O’Dwyer’s Autumn/Winter 2023 collection, entitled “dúil”, is an homage to her late grandmother, Rita O’Dwyer from Cashel, Co Tipperary, with a number of pieces drawing inspiration from her wardrobe.
An immaculately cut navy drill trenchcoat with square shoulders and a vented back nods to a similar garment O’Dwyer’s grandmother would wear, channelling the refined elegance of the early Hollywood starlets she was dazzled by as a young woman in the 1940s and 1950s.
Rita was both an avid maker and wearer of Aran knits and they were reinterpreted in the collection which also features floor-sweeping evening gowns in silk and a “bump-out” bodysuit for pregnant mothers in her signature weave.

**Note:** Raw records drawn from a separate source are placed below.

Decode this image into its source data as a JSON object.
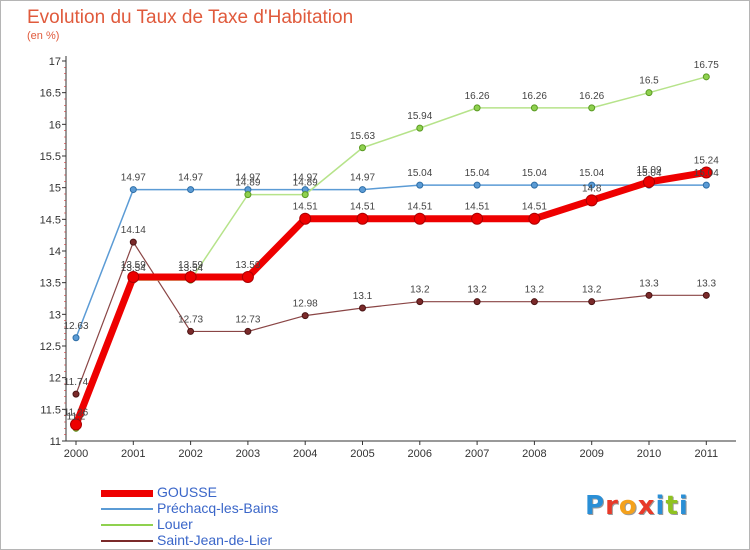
{
  "title": "Evolution du Taux de Taxe d'Habitation",
  "unit": "(en %)",
  "logo": {
    "text": "Proxiti",
    "colors": [
      "#2a8fd6",
      "#e83a2a",
      "#f4a11c",
      "#e83a2a",
      "#2a8fd6",
      "#8fc31f",
      "#2a8fd6"
    ]
  },
  "chart_data": {
    "type": "line",
    "title": "Evolution du Taux de Taxe d'Habitation",
    "ylabel": "(en %)",
    "xlabel": "",
    "x": [
      "2000",
      "2001",
      "2002",
      "2003",
      "2004",
      "2005",
      "2006",
      "2007",
      "2008",
      "2009",
      "2010",
      "2011"
    ],
    "ylim": [
      11,
      17
    ],
    "yticks": [
      "11",
      "11.5",
      "12",
      "12.5",
      "13",
      "13.5",
      "14",
      "14.5",
      "15",
      "15.5",
      "16",
      "16.5",
      "17"
    ],
    "grid": false,
    "legend_position": "bottom-left",
    "series": [
      {
        "name": "GOUSSE",
        "color": "#ee0000",
        "values": [
          11.26,
          13.59,
          13.59,
          13.59,
          14.51,
          14.51,
          14.51,
          14.51,
          14.51,
          14.8,
          15.09,
          15.24
        ],
        "labels": [
          "11.26",
          "13.59",
          "13.59",
          "13.59",
          "14.51",
          "14.51",
          "14.51",
          "14.51",
          "14.51",
          "14.8",
          "15.09",
          "15.24"
        ]
      },
      {
        "name": "Préchacq-les-Bains",
        "color": "#5b9bd5",
        "values": [
          12.63,
          14.97,
          14.97,
          14.97,
          14.97,
          14.97,
          15.04,
          15.04,
          15.04,
          15.04,
          15.04,
          15.04
        ],
        "labels": [
          "12.63",
          "14.97",
          "14.97",
          "14.97",
          "14.97",
          "14.97",
          "15.04",
          "15.04",
          "15.04",
          "15.04",
          "15.04",
          "15.04"
        ]
      },
      {
        "name": "Louer",
        "color": "#8fd14f",
        "values": [
          11.2,
          13.54,
          13.54,
          14.89,
          14.89,
          15.63,
          15.94,
          16.26,
          16.26,
          16.26,
          16.5,
          16.75
        ],
        "labels": [
          "11.2",
          "13.54",
          "13.54",
          "14.89",
          "14.89",
          "15.63",
          "15.94",
          "16.26",
          "16.26",
          "16.26",
          "16.5",
          "16.75"
        ]
      },
      {
        "name": "Saint-Jean-de-Lier",
        "color": "#7b2a2a",
        "values": [
          11.74,
          14.14,
          12.73,
          12.73,
          12.98,
          13.1,
          13.2,
          13.2,
          13.2,
          13.2,
          13.3,
          13.3
        ],
        "labels": [
          "11.74",
          "14.14",
          "12.73",
          "12.73",
          "12.98",
          "13.1",
          "13.2",
          "13.2",
          "13.2",
          "13.2",
          "13.3",
          "13.3"
        ]
      }
    ]
  }
}
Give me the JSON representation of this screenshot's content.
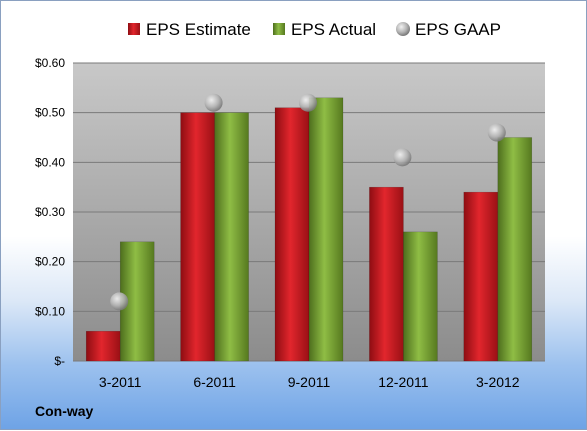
{
  "chart_data": {
    "type": "bar",
    "categories": [
      "3-2011",
      "6-2011",
      "9-2011",
      "12-2011",
      "3-2012"
    ],
    "series": [
      {
        "name": "EPS Estimate",
        "kind": "bar",
        "color": "#c0141a",
        "values": [
          0.06,
          0.5,
          0.51,
          0.35,
          0.34
        ]
      },
      {
        "name": "EPS Actual",
        "kind": "bar",
        "color": "#6f9a2e",
        "values": [
          0.24,
          0.5,
          0.53,
          0.26,
          0.45
        ]
      },
      {
        "name": "EPS GAAP",
        "kind": "marker",
        "color": "#b4b4b4",
        "values": [
          0.12,
          0.52,
          0.52,
          0.41,
          0.46
        ]
      }
    ],
    "ylim": [
      0,
      0.6
    ],
    "yticks": [
      0,
      0.1,
      0.2,
      0.3,
      0.4,
      0.5,
      0.6
    ],
    "ytick_labels": [
      "$-",
      "$0.10",
      "$0.20",
      "$0.30",
      "$0.40",
      "$0.50",
      "$0.60"
    ],
    "grid": true,
    "legend": "top"
  },
  "company": "Con-way"
}
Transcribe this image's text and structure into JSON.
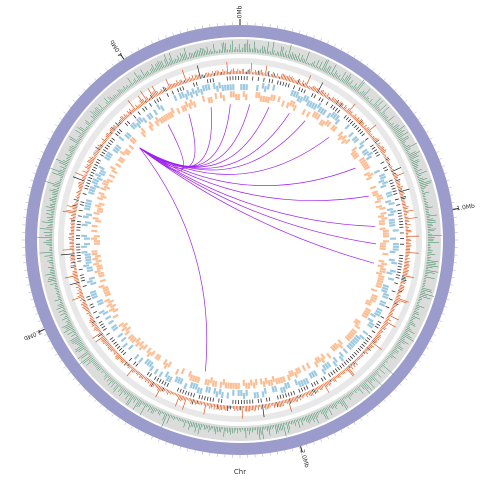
{
  "chart_data": {
    "type": "circos",
    "chromosome": "Chr",
    "xlim": [
      0,
      4.4
    ],
    "xticks": [
      {
        "value": 0,
        "label": "0Mb"
      },
      {
        "value": 1,
        "label": "1.0Mb"
      },
      {
        "value": 2,
        "label": "2.0Mb"
      },
      {
        "value": 3,
        "label": "3.0Mb"
      },
      {
        "value": 4,
        "label": "4.0Mb"
      }
    ],
    "ideogram_color": "#9c9ccc",
    "link_color": "#a020f0",
    "links": {
      "source": [
        3.82,
        3.82,
        3.82,
        3.82,
        3.82,
        3.82,
        3.82,
        3.82,
        3.82,
        3.82,
        3.82,
        3.82,
        3.82,
        3.82,
        3.82
      ],
      "target": [
        4.01,
        4.13,
        4.25,
        4.35,
        0.05,
        0.15,
        0.26,
        0.35,
        0.5,
        0.71,
        0.87,
        1.03,
        1.12,
        1.22,
        2.38
      ]
    }
  }
}
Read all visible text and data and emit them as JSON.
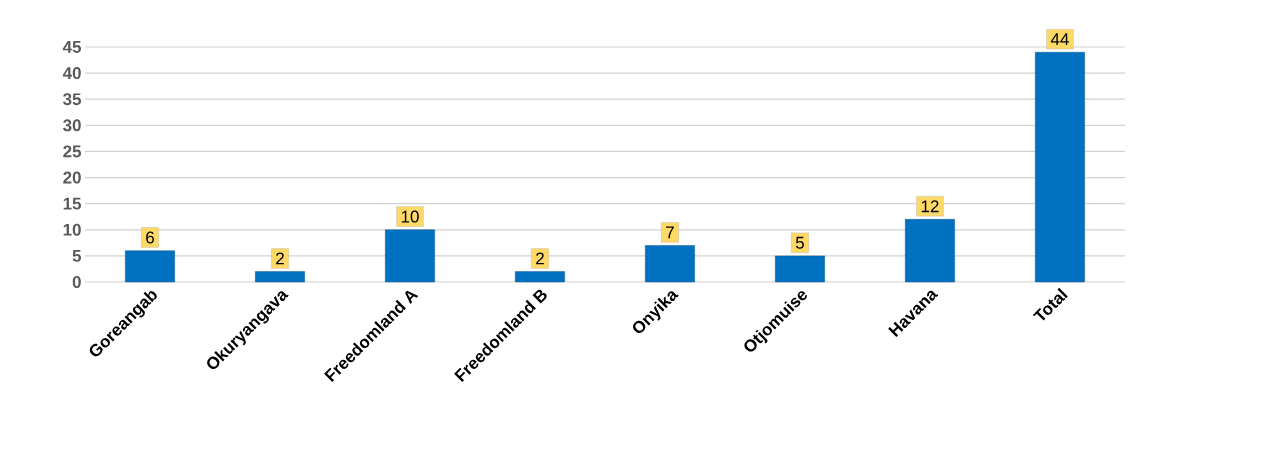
{
  "chart_data": {
    "type": "bar",
    "categories": [
      "Goreangab",
      "Okuryangava",
      "Freedomland A",
      "Freedomland B",
      "Onyika",
      "Otjomuise",
      "Havana",
      "Total"
    ],
    "values": [
      6,
      2,
      10,
      2,
      7,
      5,
      12,
      44
    ],
    "color": "#0070c0",
    "ylim": [
      0,
      45
    ],
    "yticks": [
      0,
      5,
      10,
      15,
      20,
      25,
      30,
      35,
      40,
      45
    ],
    "grid": "y",
    "data_labels": true
  }
}
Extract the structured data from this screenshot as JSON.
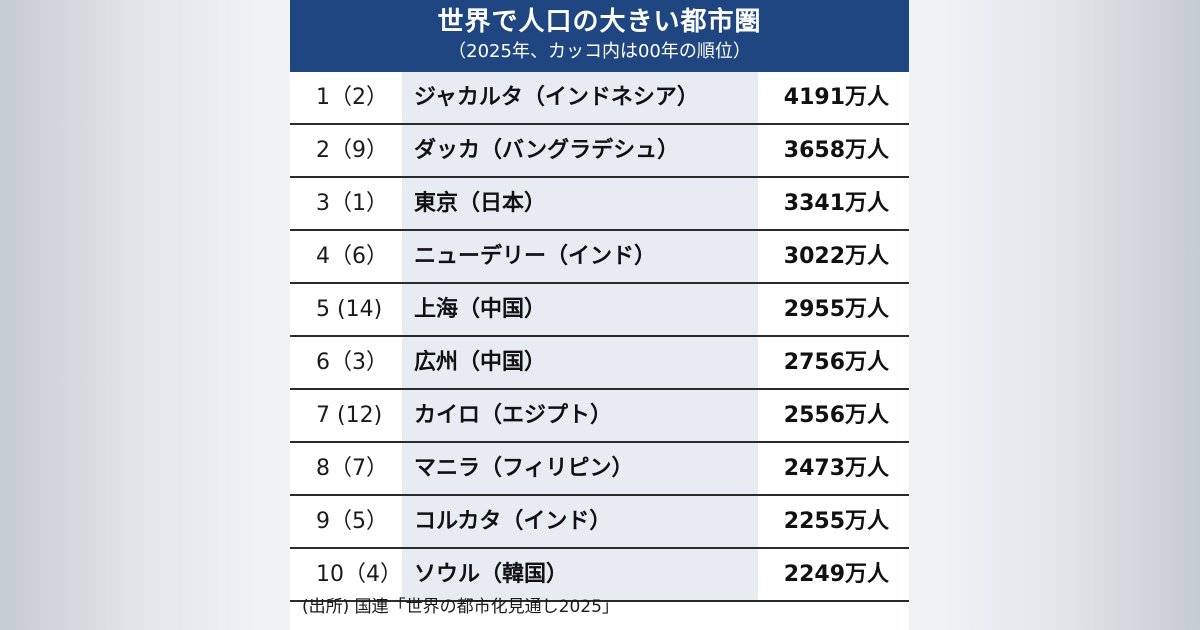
{
  "title": "世界で人口の大きい都市圏",
  "subtitle": "（2025年、カッコ内は00年の順位）",
  "source": "(出所) 国連「世界の都市化見通し2025」",
  "colors": {
    "header_bg": "#1f4680",
    "city_column_bg": "#e6ecf2"
  },
  "chart_data": {
    "type": "table",
    "title": "世界で人口の大きい都市圏",
    "subtitle": "（2025年、カッコ内は00年の順位）",
    "columns": [
      "rank_2025",
      "rank_2000",
      "city",
      "population"
    ],
    "rows": [
      {
        "rank_label": "1（2）",
        "rank_2025": 1,
        "rank_2000": 2,
        "city": "ジャカルタ（インドネシア）",
        "population_label": "4191万人",
        "population": 4191
      },
      {
        "rank_label": "2（9）",
        "rank_2025": 2,
        "rank_2000": 9,
        "city": "ダッカ（バングラデシュ）",
        "population_label": "3658万人",
        "population": 3658
      },
      {
        "rank_label": "3（1）",
        "rank_2025": 3,
        "rank_2000": 1,
        "city": "東京（日本）",
        "population_label": "3341万人",
        "population": 3341
      },
      {
        "rank_label": "4（6）",
        "rank_2025": 4,
        "rank_2000": 6,
        "city": "ニューデリー（インド）",
        "population_label": "3022万人",
        "population": 3022
      },
      {
        "rank_label": "5 (14)",
        "rank_2025": 5,
        "rank_2000": 14,
        "city": "上海（中国）",
        "population_label": "2955万人",
        "population": 2955
      },
      {
        "rank_label": "6（3）",
        "rank_2025": 6,
        "rank_2000": 3,
        "city": "広州（中国）",
        "population_label": "2756万人",
        "population": 2756
      },
      {
        "rank_label": "7 (12)",
        "rank_2025": 7,
        "rank_2000": 12,
        "city": "カイロ（エジプト）",
        "population_label": "2556万人",
        "population": 2556
      },
      {
        "rank_label": "8（7）",
        "rank_2025": 8,
        "rank_2000": 7,
        "city": "マニラ（フィリピン）",
        "population_label": "2473万人",
        "population": 2473
      },
      {
        "rank_label": "9（5）",
        "rank_2025": 9,
        "rank_2000": 5,
        "city": "コルカタ（インド）",
        "population_label": "2255万人",
        "population": 2255
      },
      {
        "rank_label": "10（4）",
        "rank_2025": 10,
        "rank_2000": 4,
        "city": "ソウル（韓国）",
        "population_label": "2249万人",
        "population": 2249
      }
    ]
  }
}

New leathers included a purple-busted breastplate while her oversized biker jacket was crafted in UK-reared and tanned deerskin.
Michael Stewart’s Standing Ground label delivered its second season at Fashion East with a collection of 13 gowns. He opened with a pink strapless dress in fluid jersey, then showcased a lotus pink velvet gown and closed his show with a red satin gown with an asymmetric neckline that echoes the capstone of an ancient Irish dolmen.
Stewart’s show was supported by Kildare Village and last night it hosted an after-show dinner in London for the Co Clare man, whose phone was hopping as his dresses are perceived to be perfect for the red carpet.
Veteran designer Paul Costelloe opened London Fashion Week with a very strong show, featuring 54 disparate looks including highly structured, fitted jackets with fabric from Magees in Donegal and Emblem Weavers in Wexford.
His evening wear was striking with a sexy, red-velvet fishtail gown. Costelloe wrapped up his show on a high with a voluminous, off-the-shoulder gown made in a narrative print with a silver motif fabric from Derry’s William Clarke, which was dedicated to James Joyce’s Ulysses and Costelloe’s hometown of Dublin.